Values like `(n,c)` are called *pairs*, or more generally,
*tuples*. (Haskell also has 3-tuples, 4-tuples, ... but we will not
use them.)
* Define `e` such that `fst (fst (snd (fst e))) == 6`.
Functions
---------
Evaluate the following expressions:
```{.haskell}
f 6
f 8
g 5 4
g 2 3
```
A *function* takes one or more input values and produces a single
output value.
* What is the Haskell syntax for applying a function to a single
argument?
* What is the Haskell syntax for applying a function to multiple
arguments?
* Write a function which takes two `Integer` values as input and
returns `True` if and only if the first is greater than twice the
second. What is the type of your function?
Pattern matching
----------------
> wub :: Integer -> Integer
> wub 0 = 1
> wub n = n * wub (n-1)
>
> dub :: Integer -> Integer
> dub 0 = 0
> dub 1 = 1
> dub n = dub (n-1) + dub (n-2)
>
> flub :: (Integer, Integer) -> Integer
> flub p = fst p + 2 * snd p
>
> gub :: (Integer, Integer) -> Integer
> gub (x,y) = x + 2*y
* Evaluate `wub 0`, `wub 1`, and `wub 5`.
* Explain in words what `wub` does.
* What does the line `wub 0 = 1` mean?
* What do you think would happen if the lines `wub 0 = 1` and
`wub n = n * wub (n-1)` were switched? Make a guess *before* trying it, and
record your guess here.
* Now try it. What happens? Why?
* What happens when you evaluate `wub (-3)`? Why?

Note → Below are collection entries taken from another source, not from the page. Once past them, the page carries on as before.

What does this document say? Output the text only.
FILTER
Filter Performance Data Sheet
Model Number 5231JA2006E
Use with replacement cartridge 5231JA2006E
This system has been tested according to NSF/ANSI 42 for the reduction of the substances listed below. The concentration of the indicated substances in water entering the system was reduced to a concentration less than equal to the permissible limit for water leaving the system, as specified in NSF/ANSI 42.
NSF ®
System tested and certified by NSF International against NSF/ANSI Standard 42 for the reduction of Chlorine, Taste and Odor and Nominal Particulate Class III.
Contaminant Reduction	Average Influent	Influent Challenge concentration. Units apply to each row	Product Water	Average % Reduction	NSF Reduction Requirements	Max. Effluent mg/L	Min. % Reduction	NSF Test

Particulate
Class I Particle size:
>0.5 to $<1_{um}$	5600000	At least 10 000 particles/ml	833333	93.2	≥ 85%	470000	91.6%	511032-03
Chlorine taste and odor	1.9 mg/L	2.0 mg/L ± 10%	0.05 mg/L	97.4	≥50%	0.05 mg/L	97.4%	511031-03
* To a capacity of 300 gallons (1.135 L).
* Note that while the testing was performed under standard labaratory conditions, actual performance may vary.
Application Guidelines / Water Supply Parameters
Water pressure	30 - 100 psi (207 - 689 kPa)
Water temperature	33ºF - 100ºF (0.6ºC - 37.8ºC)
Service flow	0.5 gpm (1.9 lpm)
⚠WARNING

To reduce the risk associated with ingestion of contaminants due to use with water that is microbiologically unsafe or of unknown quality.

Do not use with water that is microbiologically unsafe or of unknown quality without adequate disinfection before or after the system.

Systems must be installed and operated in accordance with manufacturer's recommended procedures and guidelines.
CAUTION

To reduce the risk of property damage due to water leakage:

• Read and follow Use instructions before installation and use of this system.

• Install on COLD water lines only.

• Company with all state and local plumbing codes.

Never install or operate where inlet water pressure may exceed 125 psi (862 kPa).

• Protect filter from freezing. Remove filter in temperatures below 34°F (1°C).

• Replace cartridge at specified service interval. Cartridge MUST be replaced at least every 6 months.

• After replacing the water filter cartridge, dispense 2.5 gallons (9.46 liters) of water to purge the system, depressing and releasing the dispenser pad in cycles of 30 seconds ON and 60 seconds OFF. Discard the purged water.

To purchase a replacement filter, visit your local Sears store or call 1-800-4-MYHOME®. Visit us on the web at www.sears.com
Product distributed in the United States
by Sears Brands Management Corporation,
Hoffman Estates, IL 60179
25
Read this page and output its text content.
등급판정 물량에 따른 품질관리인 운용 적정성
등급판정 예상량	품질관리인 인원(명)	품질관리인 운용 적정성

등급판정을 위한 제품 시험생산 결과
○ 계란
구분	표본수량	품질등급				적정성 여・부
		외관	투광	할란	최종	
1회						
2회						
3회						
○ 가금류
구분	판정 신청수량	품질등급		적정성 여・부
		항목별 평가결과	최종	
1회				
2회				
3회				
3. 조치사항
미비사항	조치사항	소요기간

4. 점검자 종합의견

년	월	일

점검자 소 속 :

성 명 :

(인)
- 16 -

* Evaluate `wub (3+1)` and `wub 3+1`. Can you explain the
difference?
* What does `dub` do?
* What happens if the lines `dub 0 = 0` and `dub 1 = 1` are switched?
* Call `flub` and `gub` on some example inputs. Record your results
here. Do you notice a difference between the behavior of `flub` and
`gub`?
* Explain the difference between `flub` and `gub`.
* Which do you prefer? Why?
Guards
------
> hailstone :: Integer -> Integer
> hailstone n
> | even n = n `div` 2
> | otherwise = 3*n + 1
* Try evaluating `hailstone` on some example inputs; record them here.
* Try evaluating `even` on some example inputs. What does the `even`
function do?
* How is `otherwise` defined? (You'll have to Google this one.)
* Explain the behavior of `hailstone`.
Practice
--------
* Write a function `inRange` which takes two inputs, a pair of
`Integer`s and an `Integer`, and checks whether the `Integer` is in
between the elements of the pair (inclusive). For example,
`inRange (2,4) 2`, `inRange (2,4) 3`, and `inRange (2,4) 4` should all be
`True`, whereas `inRange (2,4) 6` should be `False`. Note that
`inRange (4,2) 3` should also be `True`.